The round tower is located just off of the R757 road toward the Upper Lake at Glendalough. The tower is between the Upper Lake and the village of Laragh and is about a 4 minute drive from both.
2. One of the finest in Ireland
Glendalough Round Tower is one of the best preserved examples of an Irish round tower. Of the 60 plus remaining round towers, only 13 of them – Glendalough included – still have a conical roof. You can see how much care and effort went into constructing this tower in the lintel over the doorway which is carved from a single piece of granite.
3. Combine a visit with a stroll
From the tower, you can follow the grey arrows for the Woodland Road which is an easy 4km ramble through the surrounding woods. If you are looking for longer walks in Glendalough you can head south from the tower towards the river and join up with the orange arrows marking the Derrybawn Woodland trail which is an 8km walk that will take you by incredible views of the valley.
The history of the Glendalough Round Tower
Glendalough Round Tower is part of the Glendalough Monastic City. This early Christian settlement was founded by St Kevin in the 6th century as a retreat from the world.
The settlement grew and became an important pilgrimage spot. It was an incredibly important burial site as it was considered just as holy to be buried in Glendalough as it was to be buried in Rome.
The tower was constructed at some point during the 11th century. It is constructed from mica schist slate and granite. The tower stands at 30.48m and the base is 4.87m in diameter.
It has 8 lintelled windows, the 4 largest are at the top of the tower and each face a cardinal direction. The tower originally had 6 stories and the 4 remaining windows lit the 4 stories above the doorway.
The conical roof on the tower is not the original though it is a close replica. The tower was hit by lightning in the 1800s and the original roof was destroyed. The current roof was built in 1878 out of stones found inside the base of the tower.
Round towers like this one were built over a thousand years ago so historians are not entirely in agreement as to what their purpose was.
The Irish for round tower is ‘cloigteach’ which roughly translates to ‘bell tower’ so it is likely that the tower held bells and would have been used to summon the locals to mass or alert them to danger.
It is also thought that the tower was used as a safe space to hide during Viking raids as the door into the tower is located about 3.5m above the ground. It is also likely that the tower was used as a beacon for pilgrims.
Just as today tourists can see the tower from afar as they approach Glendalough, pilgrims travelling on foot hundreds of years ago would have spotted the tower as they made their way to this holy site.
Things to do near the Glendalough Round Tower
One of the beauties of the tower is that it’s a short spin away from many of the best things to do in Glendalough.
Below, you’ll find a handful of things to see and do a stone’s throw from the tower.
1. Poulanass Waterfall
Poulanass Waterfall is located right next to the Upper Lake car park inside the National Park.
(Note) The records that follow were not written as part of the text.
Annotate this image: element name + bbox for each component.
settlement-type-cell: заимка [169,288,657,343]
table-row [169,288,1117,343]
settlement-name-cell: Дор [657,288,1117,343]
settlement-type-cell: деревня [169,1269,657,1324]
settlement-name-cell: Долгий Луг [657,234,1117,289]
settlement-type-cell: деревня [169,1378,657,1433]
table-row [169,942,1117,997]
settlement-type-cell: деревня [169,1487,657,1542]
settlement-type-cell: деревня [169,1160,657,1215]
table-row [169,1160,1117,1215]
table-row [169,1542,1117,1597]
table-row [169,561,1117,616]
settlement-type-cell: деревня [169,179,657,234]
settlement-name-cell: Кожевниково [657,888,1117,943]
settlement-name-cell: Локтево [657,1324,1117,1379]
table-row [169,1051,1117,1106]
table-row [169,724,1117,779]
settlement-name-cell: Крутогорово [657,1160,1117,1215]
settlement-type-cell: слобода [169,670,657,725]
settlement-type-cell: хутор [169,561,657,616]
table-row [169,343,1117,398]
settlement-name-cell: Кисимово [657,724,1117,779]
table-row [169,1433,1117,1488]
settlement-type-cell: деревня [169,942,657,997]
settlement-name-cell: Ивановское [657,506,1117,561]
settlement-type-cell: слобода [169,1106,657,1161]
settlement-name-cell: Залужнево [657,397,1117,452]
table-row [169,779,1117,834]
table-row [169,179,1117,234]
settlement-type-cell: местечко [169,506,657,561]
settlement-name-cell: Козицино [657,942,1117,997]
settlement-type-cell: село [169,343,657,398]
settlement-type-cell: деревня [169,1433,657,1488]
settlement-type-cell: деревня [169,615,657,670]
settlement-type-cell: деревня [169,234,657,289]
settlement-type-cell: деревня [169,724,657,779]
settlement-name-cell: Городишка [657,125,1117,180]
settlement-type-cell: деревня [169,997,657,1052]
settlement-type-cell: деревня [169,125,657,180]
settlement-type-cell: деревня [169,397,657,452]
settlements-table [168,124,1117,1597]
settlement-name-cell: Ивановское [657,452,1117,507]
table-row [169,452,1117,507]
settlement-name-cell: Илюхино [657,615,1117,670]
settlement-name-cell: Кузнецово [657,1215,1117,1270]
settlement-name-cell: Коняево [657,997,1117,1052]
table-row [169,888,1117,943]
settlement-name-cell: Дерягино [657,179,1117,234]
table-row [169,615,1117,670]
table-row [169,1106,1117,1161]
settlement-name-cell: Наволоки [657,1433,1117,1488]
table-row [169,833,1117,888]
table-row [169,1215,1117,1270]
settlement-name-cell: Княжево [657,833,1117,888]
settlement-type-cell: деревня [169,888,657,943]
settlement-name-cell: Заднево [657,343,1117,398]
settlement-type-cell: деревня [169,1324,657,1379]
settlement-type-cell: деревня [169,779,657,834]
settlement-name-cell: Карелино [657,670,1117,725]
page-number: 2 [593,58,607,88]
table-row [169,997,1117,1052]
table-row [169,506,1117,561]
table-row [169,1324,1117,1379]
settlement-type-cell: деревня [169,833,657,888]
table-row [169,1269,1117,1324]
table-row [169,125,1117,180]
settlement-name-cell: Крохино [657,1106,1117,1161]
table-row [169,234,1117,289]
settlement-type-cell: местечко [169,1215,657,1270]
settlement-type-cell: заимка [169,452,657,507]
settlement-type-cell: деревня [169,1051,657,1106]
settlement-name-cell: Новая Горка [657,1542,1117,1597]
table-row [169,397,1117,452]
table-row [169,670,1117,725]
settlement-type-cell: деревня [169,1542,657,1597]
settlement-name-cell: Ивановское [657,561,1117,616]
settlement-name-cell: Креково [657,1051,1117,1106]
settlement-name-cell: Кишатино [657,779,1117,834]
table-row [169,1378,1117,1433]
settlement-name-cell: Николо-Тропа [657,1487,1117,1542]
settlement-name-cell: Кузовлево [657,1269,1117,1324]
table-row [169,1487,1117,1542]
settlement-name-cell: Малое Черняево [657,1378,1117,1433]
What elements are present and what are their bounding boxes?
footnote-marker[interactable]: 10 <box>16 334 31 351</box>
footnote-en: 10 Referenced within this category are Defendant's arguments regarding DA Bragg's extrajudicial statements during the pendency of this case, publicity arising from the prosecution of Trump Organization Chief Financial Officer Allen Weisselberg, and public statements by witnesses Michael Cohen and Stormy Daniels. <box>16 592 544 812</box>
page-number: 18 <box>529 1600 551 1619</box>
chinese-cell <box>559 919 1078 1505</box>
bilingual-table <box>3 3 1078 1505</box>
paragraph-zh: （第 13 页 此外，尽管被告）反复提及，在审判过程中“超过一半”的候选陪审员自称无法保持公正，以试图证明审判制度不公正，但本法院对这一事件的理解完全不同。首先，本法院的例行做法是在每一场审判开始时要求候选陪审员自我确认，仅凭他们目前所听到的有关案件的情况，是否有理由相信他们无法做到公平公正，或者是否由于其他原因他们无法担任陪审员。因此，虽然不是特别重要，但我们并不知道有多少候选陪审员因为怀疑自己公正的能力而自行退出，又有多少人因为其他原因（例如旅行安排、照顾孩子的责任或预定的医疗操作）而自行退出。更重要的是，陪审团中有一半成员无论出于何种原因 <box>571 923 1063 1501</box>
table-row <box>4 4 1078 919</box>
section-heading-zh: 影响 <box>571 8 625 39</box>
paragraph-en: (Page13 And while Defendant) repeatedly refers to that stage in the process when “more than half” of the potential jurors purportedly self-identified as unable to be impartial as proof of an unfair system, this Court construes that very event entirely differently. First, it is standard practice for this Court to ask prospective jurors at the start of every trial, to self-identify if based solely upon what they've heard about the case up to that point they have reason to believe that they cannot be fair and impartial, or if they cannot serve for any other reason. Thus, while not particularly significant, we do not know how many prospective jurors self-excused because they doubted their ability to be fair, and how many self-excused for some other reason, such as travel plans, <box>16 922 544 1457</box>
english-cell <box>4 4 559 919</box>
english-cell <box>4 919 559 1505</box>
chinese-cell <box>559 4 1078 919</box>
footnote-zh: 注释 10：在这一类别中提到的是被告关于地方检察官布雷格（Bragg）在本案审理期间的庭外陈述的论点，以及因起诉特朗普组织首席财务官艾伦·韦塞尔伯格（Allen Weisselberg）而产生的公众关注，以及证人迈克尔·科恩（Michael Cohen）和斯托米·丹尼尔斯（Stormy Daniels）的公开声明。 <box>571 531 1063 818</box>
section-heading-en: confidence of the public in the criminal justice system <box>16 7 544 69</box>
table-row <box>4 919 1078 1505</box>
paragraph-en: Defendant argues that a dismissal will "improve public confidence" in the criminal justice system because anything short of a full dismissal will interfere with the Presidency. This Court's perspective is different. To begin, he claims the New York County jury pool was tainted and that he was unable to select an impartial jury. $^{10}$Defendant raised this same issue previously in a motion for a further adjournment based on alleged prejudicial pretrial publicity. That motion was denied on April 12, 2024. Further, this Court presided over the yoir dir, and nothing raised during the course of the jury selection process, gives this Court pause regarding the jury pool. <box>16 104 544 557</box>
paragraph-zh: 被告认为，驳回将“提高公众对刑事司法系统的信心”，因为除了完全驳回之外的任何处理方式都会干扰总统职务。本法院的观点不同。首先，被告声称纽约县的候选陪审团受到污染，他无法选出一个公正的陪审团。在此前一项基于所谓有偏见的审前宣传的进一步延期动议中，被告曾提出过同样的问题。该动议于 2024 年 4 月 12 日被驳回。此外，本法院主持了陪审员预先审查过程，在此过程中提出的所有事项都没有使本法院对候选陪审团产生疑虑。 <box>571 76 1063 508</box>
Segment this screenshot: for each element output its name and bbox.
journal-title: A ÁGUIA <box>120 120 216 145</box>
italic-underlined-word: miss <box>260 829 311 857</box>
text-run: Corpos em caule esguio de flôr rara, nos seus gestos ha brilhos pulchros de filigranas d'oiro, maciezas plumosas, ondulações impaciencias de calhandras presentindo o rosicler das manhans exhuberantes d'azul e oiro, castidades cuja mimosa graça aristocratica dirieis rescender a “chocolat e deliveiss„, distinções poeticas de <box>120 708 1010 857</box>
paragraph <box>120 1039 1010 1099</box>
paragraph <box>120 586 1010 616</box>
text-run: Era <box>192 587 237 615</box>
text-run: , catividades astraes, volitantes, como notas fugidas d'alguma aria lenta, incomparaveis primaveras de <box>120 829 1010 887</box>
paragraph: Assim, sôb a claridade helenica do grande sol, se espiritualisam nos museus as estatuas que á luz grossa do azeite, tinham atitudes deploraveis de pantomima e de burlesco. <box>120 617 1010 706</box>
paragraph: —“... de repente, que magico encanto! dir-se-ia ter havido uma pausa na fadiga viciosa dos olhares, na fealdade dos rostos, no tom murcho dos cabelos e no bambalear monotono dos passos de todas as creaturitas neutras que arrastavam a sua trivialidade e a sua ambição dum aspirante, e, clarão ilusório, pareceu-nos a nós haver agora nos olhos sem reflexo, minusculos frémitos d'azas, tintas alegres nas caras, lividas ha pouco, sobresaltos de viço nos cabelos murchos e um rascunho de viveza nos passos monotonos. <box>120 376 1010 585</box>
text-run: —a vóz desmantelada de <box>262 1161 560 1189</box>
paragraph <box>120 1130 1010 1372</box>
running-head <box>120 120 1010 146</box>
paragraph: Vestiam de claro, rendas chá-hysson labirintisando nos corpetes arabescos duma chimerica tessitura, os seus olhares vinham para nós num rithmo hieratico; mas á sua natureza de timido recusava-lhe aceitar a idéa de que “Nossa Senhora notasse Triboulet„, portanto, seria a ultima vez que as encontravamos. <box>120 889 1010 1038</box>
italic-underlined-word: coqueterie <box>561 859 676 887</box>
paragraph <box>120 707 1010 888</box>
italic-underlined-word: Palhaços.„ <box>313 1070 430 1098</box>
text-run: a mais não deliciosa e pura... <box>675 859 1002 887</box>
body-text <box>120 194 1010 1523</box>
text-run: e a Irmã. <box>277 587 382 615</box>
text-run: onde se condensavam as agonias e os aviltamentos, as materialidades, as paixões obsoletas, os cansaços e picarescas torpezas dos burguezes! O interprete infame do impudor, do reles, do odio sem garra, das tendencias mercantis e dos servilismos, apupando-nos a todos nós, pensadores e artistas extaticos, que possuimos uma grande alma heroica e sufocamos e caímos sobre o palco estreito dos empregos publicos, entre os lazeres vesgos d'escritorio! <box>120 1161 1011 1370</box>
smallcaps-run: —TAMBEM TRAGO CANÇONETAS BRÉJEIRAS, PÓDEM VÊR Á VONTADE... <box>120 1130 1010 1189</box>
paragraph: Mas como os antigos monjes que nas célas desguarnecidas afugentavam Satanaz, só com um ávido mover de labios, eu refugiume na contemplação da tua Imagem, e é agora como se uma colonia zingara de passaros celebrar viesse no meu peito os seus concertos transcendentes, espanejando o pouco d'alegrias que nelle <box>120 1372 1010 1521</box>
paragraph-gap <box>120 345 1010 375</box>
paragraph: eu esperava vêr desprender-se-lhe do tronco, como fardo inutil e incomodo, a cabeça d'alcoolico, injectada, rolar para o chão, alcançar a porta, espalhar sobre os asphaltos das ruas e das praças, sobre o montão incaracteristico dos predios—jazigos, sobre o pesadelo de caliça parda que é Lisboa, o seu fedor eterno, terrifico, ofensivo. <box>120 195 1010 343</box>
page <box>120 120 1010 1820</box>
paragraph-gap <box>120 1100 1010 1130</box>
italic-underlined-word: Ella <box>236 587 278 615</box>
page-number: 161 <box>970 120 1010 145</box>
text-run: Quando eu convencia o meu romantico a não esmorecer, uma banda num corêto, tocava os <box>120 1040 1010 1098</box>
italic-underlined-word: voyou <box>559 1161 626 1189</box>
There is a lovely little looped walk marked with pink arrows that takes you up along the waterfall before crossing above it and hiking back down. The trail is 1.7km long and generally takes around 45 minutes.
2. The Upper Lake
The Upper Lake is a scenic glacial lake in the heart of Glendalough Valley. For the best views of the lake, head up to the Spinc boardwalk from the Upper Lake car park and follow the blue arrows. If you aren’t up for the climb to the boardwalk, follow the purple arrows for the Miners’ Road Walk which will take you along the north shore of the lake.
3. Walks galore
There are at least 11 great walks of varying lengths around the Monastic City and the lakes ranging from less than 2km up to 12km (see our Glendalough trails guide).
FAQs about the Round Tower in Glendalough
We’ve had a lot of questions over the years asking about everything from ‘Why was it built?’ to ‘Can you get into it?’.
In the section below, we’ve popped in the most FAQs that we’ve received. If you have a question that we haven’t tackled, ask away in the comments section below.
How old is the Round Tower in Glendalough?
The Glendalough Round Tower is over 1,000 years old and it, along with the Upper Lake, is one of the areas best-known landmarks.
How big is the Glendalough Round Tower?
The tower stands at an impressive 30.48m by 4.87m and can be seen from much of the surrounding area.